A study released by the Global Center on Adaptation on Tuesday estimates that the continent needs as much as a tenfold increase in climate adaptation funding to $100 billion a year to buttress its infrastructure and protect its agriculture against climate change.

Read More: Africa Needs Over $100 Billion a Year for Climate Adaptation

Ghana’s Minister for Lands and Natural Resources, Samuel Jinapor, acknowledged that Africa needs to transition toward greener energy and public transportation systems, but not every country is financially prepared. “All of those cost money,” he said.

To date, developed economies have never fully honored their pledge to provide the developing world with $100 billion in climate finance a year by 2020 — a promise made at a COP meeting in Copenhagen in 2009.

Initially wealthy countries responsible for the most historical emissions were asked to contribute. Now, Jinapor said, the pool of contributors should be wider and should include China, the world’s biggest source of climate-warming gases.
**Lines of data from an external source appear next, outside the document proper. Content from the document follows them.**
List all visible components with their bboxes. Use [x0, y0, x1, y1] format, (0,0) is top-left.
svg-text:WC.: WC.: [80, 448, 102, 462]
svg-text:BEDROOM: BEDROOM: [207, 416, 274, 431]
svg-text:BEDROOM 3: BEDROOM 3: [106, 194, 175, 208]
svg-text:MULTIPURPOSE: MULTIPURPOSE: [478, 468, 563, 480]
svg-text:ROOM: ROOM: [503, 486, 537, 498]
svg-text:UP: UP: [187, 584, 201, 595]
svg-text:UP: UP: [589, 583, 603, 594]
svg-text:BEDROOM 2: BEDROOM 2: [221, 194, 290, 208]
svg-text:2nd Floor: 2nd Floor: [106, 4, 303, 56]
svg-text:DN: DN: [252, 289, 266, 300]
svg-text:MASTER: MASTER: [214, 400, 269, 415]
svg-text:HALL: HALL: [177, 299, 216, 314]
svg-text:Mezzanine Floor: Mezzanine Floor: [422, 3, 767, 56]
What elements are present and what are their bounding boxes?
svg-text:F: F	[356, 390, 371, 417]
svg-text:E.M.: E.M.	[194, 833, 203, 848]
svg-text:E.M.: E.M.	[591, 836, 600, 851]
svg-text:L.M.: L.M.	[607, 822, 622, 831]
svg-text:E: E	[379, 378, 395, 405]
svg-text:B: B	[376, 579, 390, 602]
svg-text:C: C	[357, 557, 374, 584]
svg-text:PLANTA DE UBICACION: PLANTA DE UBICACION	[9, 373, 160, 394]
“They should be doing more, but not just China,” he said. “BRICS, all of them I believe, should have a role to play in mobilizing the needed financing to back and promote climate action, particularly climate action as it exclusively relates to Africa,” Jinapor said in reference to the grouping of large emerging market economies including Brazil, Russia, India, China and South Africa.

Still, world leaders — especially in Europe — are hoping Africa takes this moment to industrialize in a fashion that doesn’t harm the climate. Germany and the Netherlands have been plowing money into developing green hydrogen on the continent, as Europe looks to diversify its sources of energy following Russia’s invasion of Ukraine.

Barbel Kofler, state secretary to Germany’s economic cooperation minister, said it’s a positive sign that Africa — a continent so badly suffering from climate change already — is showing serious initiative in offering solutions to the global warming crisis.

“That is something new and that hopefully will push the COP in a positive direction,” she said.